Battle of Passchendaele Knowledge Low

By contrast, knowledge about the Battle of Passchendaele is less strong. Given a list of battles in different wars, only one in three (35%) are able to identify that Passchendaele was fought in the First World War.

Knowledge about Passchendaele varies significantly by age, with Millennials (27%) being much less likely to associate it with the First World War than Gen X’ers (32%) or Baby Boomers (44%). The same holds true for awareness of the Centenary of Vimy (36% of Millennials, vs. 46% of Gen X’ers and 60% of Boomers) and recognition of the Canadian National Vimy Memorial (16% of Millennials, vs. 18% of Gen X’ers and 21% of Boomers), which demonstrates a trend of lower levels of awareness and knowledge of these historical battles among young adults.

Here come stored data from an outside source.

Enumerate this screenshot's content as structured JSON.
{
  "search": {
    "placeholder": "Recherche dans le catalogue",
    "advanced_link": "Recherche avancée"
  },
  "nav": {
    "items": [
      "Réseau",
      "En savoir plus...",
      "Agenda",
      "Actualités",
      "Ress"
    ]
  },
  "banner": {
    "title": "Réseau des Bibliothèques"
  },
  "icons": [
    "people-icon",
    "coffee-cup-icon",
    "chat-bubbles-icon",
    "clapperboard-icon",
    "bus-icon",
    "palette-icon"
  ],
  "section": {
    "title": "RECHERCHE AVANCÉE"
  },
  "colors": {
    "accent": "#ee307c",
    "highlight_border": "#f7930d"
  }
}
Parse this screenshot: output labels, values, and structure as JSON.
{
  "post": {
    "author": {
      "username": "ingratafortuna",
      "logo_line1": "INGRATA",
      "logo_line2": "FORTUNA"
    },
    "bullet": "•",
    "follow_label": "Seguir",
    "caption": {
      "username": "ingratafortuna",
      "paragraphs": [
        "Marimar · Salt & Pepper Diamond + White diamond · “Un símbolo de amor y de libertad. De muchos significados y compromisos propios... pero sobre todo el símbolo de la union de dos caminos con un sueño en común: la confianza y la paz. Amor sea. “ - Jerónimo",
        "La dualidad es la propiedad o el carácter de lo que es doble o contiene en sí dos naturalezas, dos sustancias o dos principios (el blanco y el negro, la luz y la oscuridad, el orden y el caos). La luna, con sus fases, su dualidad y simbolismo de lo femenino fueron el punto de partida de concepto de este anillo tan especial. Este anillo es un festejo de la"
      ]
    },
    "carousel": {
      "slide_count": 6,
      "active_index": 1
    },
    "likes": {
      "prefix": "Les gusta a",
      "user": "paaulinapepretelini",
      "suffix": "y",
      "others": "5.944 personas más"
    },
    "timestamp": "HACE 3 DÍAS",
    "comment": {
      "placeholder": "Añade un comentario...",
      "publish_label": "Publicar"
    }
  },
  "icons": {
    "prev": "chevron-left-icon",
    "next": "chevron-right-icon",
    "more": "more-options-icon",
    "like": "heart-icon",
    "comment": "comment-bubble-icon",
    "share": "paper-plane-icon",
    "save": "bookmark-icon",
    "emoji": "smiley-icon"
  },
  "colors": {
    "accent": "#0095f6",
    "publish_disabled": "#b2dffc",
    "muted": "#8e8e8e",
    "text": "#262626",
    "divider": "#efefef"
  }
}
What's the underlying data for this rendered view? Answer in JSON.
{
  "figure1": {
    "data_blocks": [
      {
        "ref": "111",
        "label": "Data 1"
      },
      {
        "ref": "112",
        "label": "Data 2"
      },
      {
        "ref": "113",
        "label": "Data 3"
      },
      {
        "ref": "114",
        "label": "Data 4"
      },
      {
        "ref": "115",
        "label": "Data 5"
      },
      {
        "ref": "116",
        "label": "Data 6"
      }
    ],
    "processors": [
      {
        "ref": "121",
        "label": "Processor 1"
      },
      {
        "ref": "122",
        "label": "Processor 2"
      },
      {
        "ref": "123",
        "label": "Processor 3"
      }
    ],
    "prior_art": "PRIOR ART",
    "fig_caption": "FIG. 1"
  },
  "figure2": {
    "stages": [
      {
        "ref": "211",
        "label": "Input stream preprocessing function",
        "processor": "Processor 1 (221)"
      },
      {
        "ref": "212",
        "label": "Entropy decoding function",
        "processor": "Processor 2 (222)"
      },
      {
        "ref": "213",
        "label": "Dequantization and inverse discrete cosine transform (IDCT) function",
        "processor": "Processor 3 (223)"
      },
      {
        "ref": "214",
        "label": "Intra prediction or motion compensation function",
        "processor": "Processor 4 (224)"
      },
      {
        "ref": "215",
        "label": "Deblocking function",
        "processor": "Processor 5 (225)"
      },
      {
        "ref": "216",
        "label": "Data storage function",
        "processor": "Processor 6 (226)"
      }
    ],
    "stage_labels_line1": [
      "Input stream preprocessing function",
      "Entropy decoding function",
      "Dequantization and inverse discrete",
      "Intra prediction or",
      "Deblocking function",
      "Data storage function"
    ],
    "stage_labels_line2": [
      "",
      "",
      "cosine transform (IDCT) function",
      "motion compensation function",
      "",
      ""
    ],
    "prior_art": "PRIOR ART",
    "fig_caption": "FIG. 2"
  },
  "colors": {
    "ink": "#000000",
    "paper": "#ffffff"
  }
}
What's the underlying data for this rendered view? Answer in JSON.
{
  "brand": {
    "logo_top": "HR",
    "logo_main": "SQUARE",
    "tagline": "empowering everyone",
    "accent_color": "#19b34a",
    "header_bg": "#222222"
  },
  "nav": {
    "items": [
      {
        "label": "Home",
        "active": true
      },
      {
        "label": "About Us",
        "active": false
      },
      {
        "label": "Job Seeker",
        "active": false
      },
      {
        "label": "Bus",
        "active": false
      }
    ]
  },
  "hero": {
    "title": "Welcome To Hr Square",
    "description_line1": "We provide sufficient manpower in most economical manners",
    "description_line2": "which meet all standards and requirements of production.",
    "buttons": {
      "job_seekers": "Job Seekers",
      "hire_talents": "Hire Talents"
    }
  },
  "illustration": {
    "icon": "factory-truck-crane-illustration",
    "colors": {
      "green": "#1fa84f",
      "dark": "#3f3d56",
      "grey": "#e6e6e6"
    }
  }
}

Millennial Engagement High Despite Low Level of Knowledge

Millennials most likely demographic to support the building of a memorial dedicated to Vimy in Toronto. Eight in ten (83%) agree (33% strongly/50% somewhat), as do 83% of Gen X’ers, while support among Baby Boomers drops to 72%. Millennials are also just as likely as older Canadians to say that one day they’d like to visit the Canadian National Vimy Memorial in France: two in three (66%) agree (24% strongly/42% somewhat), in line with 67% of Gen X’ers and 68% of Boomers.

Strong Support for Better Maintenance of War Memorials, Graves

Government of Canada auditors have found that more than 45,000 grave markers require maintenance. Prior to 2003, the federal government allocated $5 million annually to the care of these grave markers. Since then, the budget has been reduced to $1.2M, where it remains today.

Most Canadians (76%) support (31% strongly/45% somewhat) increasing budget for the maintenance of these sites, including majority of every demographic studied.

Many also perceive a need to restore war memorials at the community level: half (48%) of Canadians agree (10% strongly/38% somewhat) that the war cenotaph or memorial in their community is in need of repair and/or restoration. This is up 8 points since 2015.